Las grandes pandemias  aparecen como «confinadas» fuera de la historia. Como si significaran la interrupción de su fluir, sustituido por la irrupción intempestiva de la naturaleza malévola e incontrolada. Piensen un segundo en nuestro actual - y se habrá entendido que bien poco dramático - momento de confinamiento: también nosotros lo vivimos como una pausa del flujo histórico. Por esto el lenguaje del actual momento político resulta más histérico y esperpéntico que nunca. Porque está descontextualizado y gira en vacío, como un motor embalado, desconectado de los engranajes que mueven la habitual contingencia política e histórica. Hemos tratado las grandes pandemias como trágicos recesos de la historia. En cuanto al eterno ciclo de las epidemias menores, cerniéndose como un buitre a lo largo de los siglos sobre las sociedades, nunca se ha valorado debidamente el impacto de su constante presencia sobre el sentimiento de la existencia. De modo que esas carencias, ese negacionismo podrían ser el equivalente del argumento ontológico de San Anselmo, sólo que mucho más consistente, a la hora de probar, no ya la existencia de Dios, sino el carácter automistificador de nuestra relación tradicional con la historia: durante muchos siglos la gente no vivió la historia, se contentó con tratar de sobrevivirle. Interiorizar una verdadera ontología de las pandemias nos prohibiría definitivamente vivir la historia como quien lee «Los Tres Mosqueteros». La hipótesis de quienes piensan que la historia debe borrarse ha de tenerse en cuenta.


Bernardo Strozzi
Las Parcas

 
Los propios historiadores parecen haber capitulado ante la magnitud del reto. Si nada hay más vano y estúpido que las  preguntas del estilo: «Qué hubiese sido de Europa si Napoleón llega a vencer en Waterloo», o «¿Qué habría sido de España si los «rojos» hubiesen ganado la Guerra Civil?» es porque la historia es la verdadera encarnación de «Ananké». Lo acontecido se convierte en la mejor encarnación de la fatalidad y lastra inexorablemente el presente.

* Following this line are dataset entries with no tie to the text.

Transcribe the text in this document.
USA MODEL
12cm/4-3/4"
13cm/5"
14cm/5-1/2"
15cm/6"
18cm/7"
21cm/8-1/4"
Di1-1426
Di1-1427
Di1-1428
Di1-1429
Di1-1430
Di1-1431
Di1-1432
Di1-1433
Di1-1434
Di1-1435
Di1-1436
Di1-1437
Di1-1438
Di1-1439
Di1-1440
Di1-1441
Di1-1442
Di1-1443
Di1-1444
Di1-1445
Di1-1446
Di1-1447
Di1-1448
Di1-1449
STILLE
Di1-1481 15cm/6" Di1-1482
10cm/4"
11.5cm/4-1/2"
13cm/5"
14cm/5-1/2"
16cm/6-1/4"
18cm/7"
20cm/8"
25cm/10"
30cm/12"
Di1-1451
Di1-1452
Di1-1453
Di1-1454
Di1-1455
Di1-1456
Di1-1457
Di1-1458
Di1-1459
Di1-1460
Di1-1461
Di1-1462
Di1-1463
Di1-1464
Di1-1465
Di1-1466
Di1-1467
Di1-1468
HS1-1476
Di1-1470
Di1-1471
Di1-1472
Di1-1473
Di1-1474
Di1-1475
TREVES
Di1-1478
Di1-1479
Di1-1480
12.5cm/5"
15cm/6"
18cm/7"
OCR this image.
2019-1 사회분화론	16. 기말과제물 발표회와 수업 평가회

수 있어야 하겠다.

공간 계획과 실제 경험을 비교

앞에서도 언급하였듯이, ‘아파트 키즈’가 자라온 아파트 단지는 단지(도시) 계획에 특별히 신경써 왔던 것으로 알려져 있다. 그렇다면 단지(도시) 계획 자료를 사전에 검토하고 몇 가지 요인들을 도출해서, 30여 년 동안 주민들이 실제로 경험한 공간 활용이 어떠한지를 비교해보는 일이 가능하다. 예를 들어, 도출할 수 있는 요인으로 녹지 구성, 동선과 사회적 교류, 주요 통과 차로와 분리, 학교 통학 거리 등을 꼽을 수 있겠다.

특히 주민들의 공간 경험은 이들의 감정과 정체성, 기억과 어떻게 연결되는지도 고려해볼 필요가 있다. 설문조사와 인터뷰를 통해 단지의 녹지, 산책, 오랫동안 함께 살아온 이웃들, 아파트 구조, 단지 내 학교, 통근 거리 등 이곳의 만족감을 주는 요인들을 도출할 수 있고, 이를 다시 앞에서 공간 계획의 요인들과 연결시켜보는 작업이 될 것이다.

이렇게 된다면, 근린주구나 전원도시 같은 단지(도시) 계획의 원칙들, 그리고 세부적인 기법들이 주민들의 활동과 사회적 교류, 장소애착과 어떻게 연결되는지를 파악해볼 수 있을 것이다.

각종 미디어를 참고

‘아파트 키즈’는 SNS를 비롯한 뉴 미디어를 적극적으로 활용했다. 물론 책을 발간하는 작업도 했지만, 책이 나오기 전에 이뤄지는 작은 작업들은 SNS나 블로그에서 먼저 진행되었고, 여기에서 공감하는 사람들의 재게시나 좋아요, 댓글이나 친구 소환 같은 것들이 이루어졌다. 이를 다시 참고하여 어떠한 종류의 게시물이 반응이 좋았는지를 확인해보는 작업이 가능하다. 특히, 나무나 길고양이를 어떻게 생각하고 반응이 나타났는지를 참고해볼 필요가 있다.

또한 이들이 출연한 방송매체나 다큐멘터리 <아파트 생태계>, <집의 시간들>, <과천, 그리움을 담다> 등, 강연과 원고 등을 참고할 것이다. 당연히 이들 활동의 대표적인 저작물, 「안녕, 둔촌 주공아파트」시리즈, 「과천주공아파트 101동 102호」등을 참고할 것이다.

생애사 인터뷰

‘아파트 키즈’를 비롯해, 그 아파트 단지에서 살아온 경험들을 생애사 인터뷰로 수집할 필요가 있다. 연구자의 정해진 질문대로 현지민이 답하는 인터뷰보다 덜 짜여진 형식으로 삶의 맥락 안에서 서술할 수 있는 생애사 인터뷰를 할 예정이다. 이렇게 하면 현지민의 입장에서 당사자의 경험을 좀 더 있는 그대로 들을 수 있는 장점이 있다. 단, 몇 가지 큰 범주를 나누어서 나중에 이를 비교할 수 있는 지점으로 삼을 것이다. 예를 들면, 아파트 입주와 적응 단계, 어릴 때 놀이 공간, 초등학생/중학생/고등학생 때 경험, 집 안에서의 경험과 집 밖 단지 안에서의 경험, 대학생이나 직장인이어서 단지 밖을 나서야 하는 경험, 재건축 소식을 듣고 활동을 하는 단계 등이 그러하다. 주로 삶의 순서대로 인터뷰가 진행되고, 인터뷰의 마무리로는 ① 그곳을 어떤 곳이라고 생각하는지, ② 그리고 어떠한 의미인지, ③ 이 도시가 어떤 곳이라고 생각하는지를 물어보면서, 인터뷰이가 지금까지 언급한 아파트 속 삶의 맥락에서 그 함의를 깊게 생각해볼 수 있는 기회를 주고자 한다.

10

Por esto detrás de las constantes y légitimas reinterpretaciones de la historia se oculta muchas veces la quimera de que pudiera acceder al ser aquello que definitivamente no ha sido. En cambio, tratar de tener en cuenta el impacto de las grandes pandemias en varios momentos cruciales de la historia es tarea distinta y tendría un indudable valor heurístico. También ayudaría a comprender por qué nuestra actual pandemia no se inscribe en la continuidad histórica de las que fueron sino que supone un absoluto cambio de paradigma. El motor de la evolución humana fue el desajuste dialéctico entre continuidad de la animalidad biológica y emergencia cultural. En Occidente el desajuste se fue convirtiendo en un hiato cada vez más conflictivo. Hoy el hiato se ha vuelto contradicción. Seguimos siendo los mismos y hay evidencias de que nos estamos volviendo otros. Los progresistas piensan que están contemplando el advenimiento de la ansiada y definitiva mutación ética. Sin duda hayamos traspasado cierto tipo de umbrales y se pueda hablar de mutación, pero esta es, básicamente, tecnológica e informativa. No disminuyen los delincuentes urbanos, aumenta el número y las performances de las cámaras de vigilancia.  Y así paladeábamos a cada instante la palabra «viralidad» para referirnos a la rapidez y la intensidad de la difusión de los contenidos informativos. El trauma sufrido en carnes propias con la inimaginable reaparición de su sentido etimológico, y nuevamente hegemónico, podría resumir la situación actual. La coexistencia de las dos acepciones es una nueva definición del absurdo camusiano. Y recalca nuestra novedosa pertenencia a la «post historia».